In September 1980, he was appointed one of the vice chairmen of the Fifth National Political Consultative Conference.

During the Tiananmen Square protests of spring 1989, Xiao Ke joined recently retired Minister of Defense Zhang Aiping and five other retired generals in opposing the enforcement of martial law by the Army in Beijing.

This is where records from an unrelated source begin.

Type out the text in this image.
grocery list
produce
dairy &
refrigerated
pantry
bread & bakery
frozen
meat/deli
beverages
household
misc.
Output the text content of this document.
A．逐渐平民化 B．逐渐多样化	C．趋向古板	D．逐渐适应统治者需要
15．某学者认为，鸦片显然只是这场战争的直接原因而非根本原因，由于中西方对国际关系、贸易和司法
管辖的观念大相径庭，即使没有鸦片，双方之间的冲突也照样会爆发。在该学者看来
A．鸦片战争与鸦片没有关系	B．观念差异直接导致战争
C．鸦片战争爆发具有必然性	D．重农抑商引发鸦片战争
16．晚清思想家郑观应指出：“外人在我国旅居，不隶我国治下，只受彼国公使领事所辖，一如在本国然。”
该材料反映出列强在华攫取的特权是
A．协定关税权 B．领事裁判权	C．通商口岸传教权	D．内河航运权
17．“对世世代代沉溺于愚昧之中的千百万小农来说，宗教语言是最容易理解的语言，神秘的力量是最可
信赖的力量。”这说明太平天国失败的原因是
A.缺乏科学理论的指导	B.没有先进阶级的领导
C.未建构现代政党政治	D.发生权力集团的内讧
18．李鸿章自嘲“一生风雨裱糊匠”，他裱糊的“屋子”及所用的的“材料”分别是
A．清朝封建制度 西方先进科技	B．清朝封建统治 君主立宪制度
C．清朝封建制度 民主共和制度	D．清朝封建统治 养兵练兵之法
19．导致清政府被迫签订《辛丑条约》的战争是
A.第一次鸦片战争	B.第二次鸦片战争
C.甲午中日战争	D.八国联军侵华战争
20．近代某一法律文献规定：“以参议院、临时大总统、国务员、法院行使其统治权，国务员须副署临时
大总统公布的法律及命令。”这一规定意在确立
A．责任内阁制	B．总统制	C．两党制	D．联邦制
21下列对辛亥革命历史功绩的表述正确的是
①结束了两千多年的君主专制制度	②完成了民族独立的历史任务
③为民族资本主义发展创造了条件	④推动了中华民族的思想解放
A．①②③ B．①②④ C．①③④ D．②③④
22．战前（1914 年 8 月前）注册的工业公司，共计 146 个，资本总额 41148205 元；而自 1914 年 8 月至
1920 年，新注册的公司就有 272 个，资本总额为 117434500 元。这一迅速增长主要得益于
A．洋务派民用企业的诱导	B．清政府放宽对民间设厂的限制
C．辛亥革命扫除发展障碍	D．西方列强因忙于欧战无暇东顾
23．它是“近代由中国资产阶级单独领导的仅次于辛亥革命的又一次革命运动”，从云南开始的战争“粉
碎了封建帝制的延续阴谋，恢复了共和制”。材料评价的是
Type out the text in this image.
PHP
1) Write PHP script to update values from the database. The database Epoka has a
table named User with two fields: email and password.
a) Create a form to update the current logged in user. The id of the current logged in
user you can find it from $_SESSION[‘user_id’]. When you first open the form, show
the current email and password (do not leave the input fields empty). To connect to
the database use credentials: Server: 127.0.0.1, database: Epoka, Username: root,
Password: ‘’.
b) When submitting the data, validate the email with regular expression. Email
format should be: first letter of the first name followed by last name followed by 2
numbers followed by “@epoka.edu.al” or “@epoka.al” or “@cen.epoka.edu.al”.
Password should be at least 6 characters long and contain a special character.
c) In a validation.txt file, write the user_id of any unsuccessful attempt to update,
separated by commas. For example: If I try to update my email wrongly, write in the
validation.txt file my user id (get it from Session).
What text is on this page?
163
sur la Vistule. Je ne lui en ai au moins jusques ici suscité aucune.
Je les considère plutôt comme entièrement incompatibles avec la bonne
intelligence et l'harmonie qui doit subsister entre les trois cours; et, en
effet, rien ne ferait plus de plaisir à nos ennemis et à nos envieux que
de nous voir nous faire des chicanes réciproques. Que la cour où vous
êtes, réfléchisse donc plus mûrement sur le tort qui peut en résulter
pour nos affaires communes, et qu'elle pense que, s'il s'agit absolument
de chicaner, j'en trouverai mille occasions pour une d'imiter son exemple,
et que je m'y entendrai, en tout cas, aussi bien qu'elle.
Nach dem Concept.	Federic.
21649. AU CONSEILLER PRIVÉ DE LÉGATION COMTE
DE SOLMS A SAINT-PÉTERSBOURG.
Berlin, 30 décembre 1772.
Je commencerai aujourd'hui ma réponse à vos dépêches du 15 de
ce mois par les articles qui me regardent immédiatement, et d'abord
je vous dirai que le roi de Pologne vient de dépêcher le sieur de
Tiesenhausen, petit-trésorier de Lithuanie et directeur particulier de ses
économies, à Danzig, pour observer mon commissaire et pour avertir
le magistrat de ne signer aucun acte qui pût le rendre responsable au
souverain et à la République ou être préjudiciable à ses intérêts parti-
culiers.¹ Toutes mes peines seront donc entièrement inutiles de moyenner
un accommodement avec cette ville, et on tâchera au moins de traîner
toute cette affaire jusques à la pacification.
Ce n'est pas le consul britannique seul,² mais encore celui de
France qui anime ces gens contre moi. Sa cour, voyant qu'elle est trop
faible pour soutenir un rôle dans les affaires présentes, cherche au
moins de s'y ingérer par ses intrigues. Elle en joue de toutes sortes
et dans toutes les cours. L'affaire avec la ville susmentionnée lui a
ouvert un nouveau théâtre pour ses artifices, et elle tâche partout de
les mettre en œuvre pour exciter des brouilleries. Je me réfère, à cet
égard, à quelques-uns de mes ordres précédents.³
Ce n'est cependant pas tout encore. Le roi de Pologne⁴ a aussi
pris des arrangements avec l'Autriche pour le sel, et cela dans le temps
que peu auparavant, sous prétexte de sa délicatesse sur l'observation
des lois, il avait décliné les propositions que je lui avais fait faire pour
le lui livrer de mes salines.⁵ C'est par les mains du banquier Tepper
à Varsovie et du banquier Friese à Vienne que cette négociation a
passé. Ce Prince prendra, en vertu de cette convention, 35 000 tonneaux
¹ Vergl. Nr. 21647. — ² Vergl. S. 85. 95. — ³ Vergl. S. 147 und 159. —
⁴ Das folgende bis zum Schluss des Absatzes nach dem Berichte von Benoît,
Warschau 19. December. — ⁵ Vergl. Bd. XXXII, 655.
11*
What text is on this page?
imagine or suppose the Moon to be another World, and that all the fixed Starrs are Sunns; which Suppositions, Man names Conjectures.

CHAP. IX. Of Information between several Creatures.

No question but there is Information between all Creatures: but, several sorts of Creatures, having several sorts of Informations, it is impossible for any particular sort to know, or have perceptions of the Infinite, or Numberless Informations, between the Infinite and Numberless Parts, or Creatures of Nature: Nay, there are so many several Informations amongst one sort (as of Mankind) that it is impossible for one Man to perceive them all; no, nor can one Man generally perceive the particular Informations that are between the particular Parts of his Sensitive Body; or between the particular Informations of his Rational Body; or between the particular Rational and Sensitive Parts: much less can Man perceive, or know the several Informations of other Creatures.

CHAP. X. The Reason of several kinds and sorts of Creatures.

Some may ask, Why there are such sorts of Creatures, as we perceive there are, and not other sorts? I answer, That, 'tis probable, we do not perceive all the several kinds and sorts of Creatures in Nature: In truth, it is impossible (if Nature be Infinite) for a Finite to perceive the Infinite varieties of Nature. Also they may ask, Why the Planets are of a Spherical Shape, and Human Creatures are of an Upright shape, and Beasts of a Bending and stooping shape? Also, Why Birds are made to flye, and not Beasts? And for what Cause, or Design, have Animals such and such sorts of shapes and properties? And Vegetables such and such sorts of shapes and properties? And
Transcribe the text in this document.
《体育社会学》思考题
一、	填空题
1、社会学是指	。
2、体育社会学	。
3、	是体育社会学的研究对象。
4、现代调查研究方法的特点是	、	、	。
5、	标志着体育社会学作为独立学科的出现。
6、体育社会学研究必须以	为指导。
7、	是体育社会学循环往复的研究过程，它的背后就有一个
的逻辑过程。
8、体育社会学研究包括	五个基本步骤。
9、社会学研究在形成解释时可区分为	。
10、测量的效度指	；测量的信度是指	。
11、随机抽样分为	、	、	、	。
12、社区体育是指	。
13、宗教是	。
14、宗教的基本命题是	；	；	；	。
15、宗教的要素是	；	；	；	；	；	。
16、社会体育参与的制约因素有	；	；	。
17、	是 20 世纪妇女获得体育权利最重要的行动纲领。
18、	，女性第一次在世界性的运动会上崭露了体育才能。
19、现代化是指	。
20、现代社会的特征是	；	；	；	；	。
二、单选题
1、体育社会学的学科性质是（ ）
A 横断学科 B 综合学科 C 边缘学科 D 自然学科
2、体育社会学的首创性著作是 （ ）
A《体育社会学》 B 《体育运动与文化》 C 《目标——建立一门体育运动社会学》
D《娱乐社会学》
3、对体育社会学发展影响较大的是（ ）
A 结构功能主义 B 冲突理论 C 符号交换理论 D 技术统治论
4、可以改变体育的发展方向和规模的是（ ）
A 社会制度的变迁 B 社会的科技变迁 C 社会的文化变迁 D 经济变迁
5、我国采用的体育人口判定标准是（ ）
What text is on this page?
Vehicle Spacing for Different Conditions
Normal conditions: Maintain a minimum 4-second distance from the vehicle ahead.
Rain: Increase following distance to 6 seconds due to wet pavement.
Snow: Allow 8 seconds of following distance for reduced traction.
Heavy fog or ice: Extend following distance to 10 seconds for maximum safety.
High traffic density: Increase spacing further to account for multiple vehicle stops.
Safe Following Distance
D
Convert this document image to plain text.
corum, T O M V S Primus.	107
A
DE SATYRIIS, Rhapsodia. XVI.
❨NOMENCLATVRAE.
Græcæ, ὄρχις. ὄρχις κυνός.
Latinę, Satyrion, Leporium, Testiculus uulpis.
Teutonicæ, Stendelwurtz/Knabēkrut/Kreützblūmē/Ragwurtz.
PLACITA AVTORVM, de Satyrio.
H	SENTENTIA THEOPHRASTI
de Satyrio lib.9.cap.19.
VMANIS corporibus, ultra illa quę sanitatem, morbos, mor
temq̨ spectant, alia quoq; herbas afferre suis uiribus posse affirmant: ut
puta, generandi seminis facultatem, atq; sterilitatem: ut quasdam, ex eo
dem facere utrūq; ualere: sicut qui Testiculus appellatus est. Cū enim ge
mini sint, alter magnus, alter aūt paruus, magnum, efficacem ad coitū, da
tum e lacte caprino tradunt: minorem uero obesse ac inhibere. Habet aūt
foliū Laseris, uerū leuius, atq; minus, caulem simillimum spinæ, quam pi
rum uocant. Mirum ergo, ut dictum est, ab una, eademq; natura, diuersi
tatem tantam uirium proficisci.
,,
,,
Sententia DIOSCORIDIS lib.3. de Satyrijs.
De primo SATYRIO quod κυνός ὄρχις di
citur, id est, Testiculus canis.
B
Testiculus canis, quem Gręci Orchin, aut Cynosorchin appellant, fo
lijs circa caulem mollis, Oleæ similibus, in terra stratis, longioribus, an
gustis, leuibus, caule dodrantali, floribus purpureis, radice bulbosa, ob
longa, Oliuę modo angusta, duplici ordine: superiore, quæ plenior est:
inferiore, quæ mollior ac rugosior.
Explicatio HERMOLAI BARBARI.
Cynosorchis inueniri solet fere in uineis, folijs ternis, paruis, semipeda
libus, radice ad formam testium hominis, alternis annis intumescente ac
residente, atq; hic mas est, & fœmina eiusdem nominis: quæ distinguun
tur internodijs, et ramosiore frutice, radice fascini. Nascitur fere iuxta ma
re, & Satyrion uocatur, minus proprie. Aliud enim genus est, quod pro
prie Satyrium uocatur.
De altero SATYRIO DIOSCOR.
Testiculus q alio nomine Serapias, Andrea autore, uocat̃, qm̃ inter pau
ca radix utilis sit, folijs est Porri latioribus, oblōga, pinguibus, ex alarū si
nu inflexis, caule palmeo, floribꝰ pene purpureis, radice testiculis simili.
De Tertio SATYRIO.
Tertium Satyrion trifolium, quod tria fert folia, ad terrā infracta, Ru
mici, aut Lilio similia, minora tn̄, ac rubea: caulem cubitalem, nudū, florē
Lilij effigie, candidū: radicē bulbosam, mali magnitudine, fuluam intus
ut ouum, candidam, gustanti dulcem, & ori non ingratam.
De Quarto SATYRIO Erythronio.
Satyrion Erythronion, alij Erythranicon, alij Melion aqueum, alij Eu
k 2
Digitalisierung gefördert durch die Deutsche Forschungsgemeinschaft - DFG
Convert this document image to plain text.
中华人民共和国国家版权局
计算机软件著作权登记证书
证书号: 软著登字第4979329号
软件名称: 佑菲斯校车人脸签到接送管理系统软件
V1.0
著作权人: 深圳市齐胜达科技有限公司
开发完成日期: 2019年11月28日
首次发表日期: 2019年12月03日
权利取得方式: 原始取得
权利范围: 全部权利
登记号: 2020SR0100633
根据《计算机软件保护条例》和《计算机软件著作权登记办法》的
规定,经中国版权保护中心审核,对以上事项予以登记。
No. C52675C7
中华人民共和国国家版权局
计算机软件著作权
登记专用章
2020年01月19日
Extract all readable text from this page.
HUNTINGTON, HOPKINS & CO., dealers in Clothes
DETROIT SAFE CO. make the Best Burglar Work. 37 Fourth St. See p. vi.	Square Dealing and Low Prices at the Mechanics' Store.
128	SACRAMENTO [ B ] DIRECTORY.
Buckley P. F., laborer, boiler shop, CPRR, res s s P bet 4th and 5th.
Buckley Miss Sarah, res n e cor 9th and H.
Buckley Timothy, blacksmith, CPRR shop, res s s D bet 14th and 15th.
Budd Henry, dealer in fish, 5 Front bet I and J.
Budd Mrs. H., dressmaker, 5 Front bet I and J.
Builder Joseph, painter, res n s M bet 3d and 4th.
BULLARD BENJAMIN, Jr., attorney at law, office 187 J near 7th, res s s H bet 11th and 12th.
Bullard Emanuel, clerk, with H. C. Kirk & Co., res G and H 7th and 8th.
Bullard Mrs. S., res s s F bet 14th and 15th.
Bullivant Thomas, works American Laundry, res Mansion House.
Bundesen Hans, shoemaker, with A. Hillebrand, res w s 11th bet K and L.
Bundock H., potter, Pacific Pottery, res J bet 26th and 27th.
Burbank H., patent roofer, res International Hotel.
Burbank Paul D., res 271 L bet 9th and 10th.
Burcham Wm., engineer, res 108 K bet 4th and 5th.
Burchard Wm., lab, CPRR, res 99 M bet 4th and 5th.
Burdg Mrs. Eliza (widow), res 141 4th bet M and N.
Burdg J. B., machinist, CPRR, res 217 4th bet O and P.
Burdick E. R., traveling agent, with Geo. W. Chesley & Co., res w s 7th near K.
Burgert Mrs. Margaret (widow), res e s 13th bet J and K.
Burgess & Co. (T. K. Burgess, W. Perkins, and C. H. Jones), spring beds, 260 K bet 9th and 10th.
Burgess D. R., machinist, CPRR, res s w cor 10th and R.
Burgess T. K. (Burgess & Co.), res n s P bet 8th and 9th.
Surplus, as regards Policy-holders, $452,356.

Due to the exigent circumstances, we as old soldiers, make the following request: Since the People's Army belongs to the people, it cannot stand against the people, much less kill the people, and must not be permitted to fire on the people and cause bloodshed; to prevent the situation from escalating, the Army must not enter the city.
— Ye Fei, Zhang Aiping, Xiao Ke, Yang Dezhi, Chen Zaidao, Song Shilun and Li Jukui, May 21, 1989 letter to the Central Military Commission and Capital Martial Law Command Headquarters

=== Personal life and works ===
Xiao was married to public relations worker Jian Xianfo, who gave birth to their son, Baosheng, on the Long March.

In 1991, Xiao Ke played a central role in creating the influential liberal journal Yanhuang Chunqiu in China. The journal was able to publish articles on sensitive topics with the support of Xiao and other high-ranking liberal officials such as Xi Zhongxun and Zhang Aiping.

General Xiao was also a noted author. He wrote a fictionalised account of his experiences leading the Sixth Red Army Group in a breakout of the Nationalist's Fifth Encirclement Campaign, Bloody Heaven (浴血罗霄), for which he was awarded the prestigious Mao Dun Literature Prize. His other works include the book Sidelights on the Red Army of Zhu & Mao (朱毛红军侧记).

He died in Beijing on the morning of October 24, 2008. Despite several English news sources giving his age at the time of his death as 102, according to all Chinese news sources, he was actually 101.